We have 5x – 4 = 21. We will put x = 0 in 5x – 4 = 21. We get,
\[5\left( 0 \right)-4=21\]
\[\Rightarrow -4=21\]
This is not true. So, x = 0 is not the solution.
We will put x = 1 in 5x – 4 = 21. We get,
\[5\left( 1 \right)-4=21\]
\[\Rightarrow 5-4=21\]
On simplifying, we get,
\[\Rightarrow 1=21\]
This is not true. So, x = 1 is not the solution.
As we can see that this is increasing on the left side. So, we are moving in the right direction.
We will put x = 3 in 5x – 4 = 21. So, we get,
\[5\left( 3 \right)-4=21\]
\[\Rightarrow 15-4=21\]
On simplifying, we get,
\[\Rightarrow 11=21\]
This is not true. So, x = 3 is not the solution.
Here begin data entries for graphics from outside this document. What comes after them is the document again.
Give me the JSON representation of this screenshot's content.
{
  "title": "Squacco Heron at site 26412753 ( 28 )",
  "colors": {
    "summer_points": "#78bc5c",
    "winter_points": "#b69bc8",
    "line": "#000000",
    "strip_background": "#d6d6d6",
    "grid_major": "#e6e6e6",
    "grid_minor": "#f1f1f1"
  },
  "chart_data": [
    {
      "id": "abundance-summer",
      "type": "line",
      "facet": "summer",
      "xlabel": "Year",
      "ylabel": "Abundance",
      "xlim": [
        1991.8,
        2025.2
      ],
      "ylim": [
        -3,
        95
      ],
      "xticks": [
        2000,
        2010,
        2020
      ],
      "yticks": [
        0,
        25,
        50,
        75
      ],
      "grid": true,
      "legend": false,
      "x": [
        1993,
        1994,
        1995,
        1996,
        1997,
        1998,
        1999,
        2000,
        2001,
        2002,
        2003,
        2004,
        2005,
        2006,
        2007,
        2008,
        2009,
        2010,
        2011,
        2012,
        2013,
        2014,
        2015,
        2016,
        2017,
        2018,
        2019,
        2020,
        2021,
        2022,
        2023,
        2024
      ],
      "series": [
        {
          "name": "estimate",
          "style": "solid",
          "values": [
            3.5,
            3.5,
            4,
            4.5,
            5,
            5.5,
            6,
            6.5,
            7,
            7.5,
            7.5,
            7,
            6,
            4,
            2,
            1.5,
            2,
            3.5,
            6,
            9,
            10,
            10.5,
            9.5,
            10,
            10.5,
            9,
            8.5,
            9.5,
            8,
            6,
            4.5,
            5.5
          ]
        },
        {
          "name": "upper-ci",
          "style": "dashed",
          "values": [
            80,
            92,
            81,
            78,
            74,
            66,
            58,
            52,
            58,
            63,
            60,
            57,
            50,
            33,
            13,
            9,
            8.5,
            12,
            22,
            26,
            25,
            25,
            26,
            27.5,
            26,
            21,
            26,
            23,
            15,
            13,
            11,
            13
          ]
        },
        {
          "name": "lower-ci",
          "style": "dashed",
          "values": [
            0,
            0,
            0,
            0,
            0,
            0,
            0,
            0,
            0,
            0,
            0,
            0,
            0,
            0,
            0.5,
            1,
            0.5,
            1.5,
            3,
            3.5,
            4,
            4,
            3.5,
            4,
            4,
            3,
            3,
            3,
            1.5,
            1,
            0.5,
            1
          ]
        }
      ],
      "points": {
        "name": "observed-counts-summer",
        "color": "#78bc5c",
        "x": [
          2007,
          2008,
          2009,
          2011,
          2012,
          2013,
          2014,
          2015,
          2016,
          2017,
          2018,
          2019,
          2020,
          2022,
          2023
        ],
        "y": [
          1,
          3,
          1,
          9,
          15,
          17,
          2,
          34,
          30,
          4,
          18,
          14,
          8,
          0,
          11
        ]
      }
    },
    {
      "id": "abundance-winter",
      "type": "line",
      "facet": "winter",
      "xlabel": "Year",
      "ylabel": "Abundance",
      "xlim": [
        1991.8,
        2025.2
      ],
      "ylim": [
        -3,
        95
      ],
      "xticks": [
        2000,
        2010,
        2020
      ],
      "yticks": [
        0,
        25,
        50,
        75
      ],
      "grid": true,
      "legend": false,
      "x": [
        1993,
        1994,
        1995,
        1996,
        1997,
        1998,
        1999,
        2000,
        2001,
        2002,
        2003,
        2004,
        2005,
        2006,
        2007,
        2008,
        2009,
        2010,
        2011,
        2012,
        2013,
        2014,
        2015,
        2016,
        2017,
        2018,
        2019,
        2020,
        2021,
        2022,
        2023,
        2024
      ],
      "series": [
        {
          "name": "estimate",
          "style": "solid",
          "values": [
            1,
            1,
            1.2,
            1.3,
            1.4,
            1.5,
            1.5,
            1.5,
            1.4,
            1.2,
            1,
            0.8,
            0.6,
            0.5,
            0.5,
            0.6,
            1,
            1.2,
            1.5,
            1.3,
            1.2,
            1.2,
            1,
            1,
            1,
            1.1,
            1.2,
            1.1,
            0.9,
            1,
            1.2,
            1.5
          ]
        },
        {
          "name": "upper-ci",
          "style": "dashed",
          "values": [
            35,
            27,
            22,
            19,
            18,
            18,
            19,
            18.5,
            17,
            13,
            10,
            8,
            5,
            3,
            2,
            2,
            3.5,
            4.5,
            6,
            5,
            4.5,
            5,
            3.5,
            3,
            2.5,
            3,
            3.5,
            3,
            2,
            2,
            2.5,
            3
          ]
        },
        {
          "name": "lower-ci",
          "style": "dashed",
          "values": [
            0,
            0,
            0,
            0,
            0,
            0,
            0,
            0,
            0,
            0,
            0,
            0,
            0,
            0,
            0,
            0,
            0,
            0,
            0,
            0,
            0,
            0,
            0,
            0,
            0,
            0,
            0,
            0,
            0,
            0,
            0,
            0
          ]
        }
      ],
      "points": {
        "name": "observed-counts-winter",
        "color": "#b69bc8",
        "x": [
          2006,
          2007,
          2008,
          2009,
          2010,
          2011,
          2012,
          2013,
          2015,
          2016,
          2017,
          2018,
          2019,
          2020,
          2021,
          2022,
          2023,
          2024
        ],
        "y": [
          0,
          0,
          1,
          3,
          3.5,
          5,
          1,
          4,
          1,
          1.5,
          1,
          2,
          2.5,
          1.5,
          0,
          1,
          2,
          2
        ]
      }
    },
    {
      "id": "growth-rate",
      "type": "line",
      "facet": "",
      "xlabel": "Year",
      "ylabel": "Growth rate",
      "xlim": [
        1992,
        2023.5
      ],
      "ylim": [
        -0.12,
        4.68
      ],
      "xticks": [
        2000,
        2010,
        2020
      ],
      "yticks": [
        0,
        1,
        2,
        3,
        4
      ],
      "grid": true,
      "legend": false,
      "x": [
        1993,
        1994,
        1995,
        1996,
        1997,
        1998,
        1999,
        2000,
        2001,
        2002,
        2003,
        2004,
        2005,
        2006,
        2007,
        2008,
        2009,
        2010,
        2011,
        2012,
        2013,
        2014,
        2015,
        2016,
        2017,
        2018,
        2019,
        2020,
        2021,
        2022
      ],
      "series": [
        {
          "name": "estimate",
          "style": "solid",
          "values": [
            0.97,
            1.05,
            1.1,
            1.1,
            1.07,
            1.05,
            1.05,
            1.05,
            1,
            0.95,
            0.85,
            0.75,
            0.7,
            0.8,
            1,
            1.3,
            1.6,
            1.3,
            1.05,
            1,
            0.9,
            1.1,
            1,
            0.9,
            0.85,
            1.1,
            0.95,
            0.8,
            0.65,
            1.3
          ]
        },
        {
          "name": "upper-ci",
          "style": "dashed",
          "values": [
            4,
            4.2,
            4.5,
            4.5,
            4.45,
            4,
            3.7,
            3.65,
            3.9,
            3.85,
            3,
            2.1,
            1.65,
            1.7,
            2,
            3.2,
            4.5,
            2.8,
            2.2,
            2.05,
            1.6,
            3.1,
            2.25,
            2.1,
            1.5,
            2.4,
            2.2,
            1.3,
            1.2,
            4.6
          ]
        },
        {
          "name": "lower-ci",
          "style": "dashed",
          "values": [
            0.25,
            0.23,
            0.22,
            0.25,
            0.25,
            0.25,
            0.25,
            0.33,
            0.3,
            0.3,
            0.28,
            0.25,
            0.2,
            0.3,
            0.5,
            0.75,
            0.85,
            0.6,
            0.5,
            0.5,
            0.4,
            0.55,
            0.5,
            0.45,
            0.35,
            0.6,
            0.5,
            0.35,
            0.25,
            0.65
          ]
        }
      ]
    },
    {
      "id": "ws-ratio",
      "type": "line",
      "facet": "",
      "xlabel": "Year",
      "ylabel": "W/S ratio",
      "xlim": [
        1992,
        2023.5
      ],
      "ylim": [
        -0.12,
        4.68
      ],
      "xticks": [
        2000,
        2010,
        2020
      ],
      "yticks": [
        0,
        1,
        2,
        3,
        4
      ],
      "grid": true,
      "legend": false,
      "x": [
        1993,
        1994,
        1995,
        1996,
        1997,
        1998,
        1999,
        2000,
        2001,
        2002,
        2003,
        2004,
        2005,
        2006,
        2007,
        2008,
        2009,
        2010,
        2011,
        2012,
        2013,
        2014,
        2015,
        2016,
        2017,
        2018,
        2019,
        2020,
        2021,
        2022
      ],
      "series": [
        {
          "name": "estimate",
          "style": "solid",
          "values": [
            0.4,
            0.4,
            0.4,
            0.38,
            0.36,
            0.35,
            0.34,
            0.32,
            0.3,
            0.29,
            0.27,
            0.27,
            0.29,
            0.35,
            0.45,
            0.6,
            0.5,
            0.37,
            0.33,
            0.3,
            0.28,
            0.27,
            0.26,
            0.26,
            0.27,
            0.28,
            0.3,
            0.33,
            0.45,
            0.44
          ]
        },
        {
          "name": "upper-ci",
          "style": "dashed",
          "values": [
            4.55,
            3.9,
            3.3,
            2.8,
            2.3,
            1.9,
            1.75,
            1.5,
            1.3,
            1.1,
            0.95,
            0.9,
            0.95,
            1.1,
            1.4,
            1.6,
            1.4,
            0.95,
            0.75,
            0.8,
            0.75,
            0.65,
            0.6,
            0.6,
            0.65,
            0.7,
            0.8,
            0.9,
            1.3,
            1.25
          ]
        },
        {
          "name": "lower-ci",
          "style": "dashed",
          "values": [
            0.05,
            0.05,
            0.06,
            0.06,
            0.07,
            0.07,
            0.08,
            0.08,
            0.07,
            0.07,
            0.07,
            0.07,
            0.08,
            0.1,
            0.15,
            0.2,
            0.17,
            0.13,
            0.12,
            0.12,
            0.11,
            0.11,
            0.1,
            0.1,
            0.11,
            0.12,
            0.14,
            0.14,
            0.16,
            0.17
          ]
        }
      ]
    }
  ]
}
We will put x = 5 in 5x – 4 = 21, so we get,
\[5\left( 5 \right)-4=21\]
\[\Rightarrow 25-4=21\]
\[\Rightarrow 21=21\]
This is true. So, x = 5 is the solution.
In this method, we need to check whether we are moving on the right path or not every time by checking the distance between the right side and the left side so this makes it a little time consuming. We have another way in which we use algebraic tools to solve the problem.
We have 5x – 4 = 21
We add 4 on both the sides, so we get,
\[\Rightarrow 5x-4+4=21+4\]
On simplifying, we get,
\[\Rightarrow 5x=25\]
Now, we divide both the side by 5, so we get,
\[\Rightarrow \dfrac{5x}{5}=\dfrac{25}{5}\]
On simplifying, we get,
\[\Rightarrow x=5\]
Hence the solution is x = 5.

Note: Remember that, we cannot add the variable to the constant. Usual mistakes like this where one adds constants with variables usually happen. For example, 3x + 6 = 9x, here one added ‘6’ with 3 of x made it 9x, this is wrong, we cannot add constant and variable at once. Only the same variables are added to each other. When we add the variable the only constant part is added or subtracted variable remains the same. That is 2x + 2x = 4x error like doing it \[2x+2x=4{{x}^{2}}\] may happen. So, be careful there. Remember when we divide a positive term by a negative value the solution we get is a negative term this may happen that we skip – sign. We need to choose the best techniques as per the question if the question is defined using variable only time so hit and trials would be ok but if the equation has more time variable then we go for the arithmetic tool.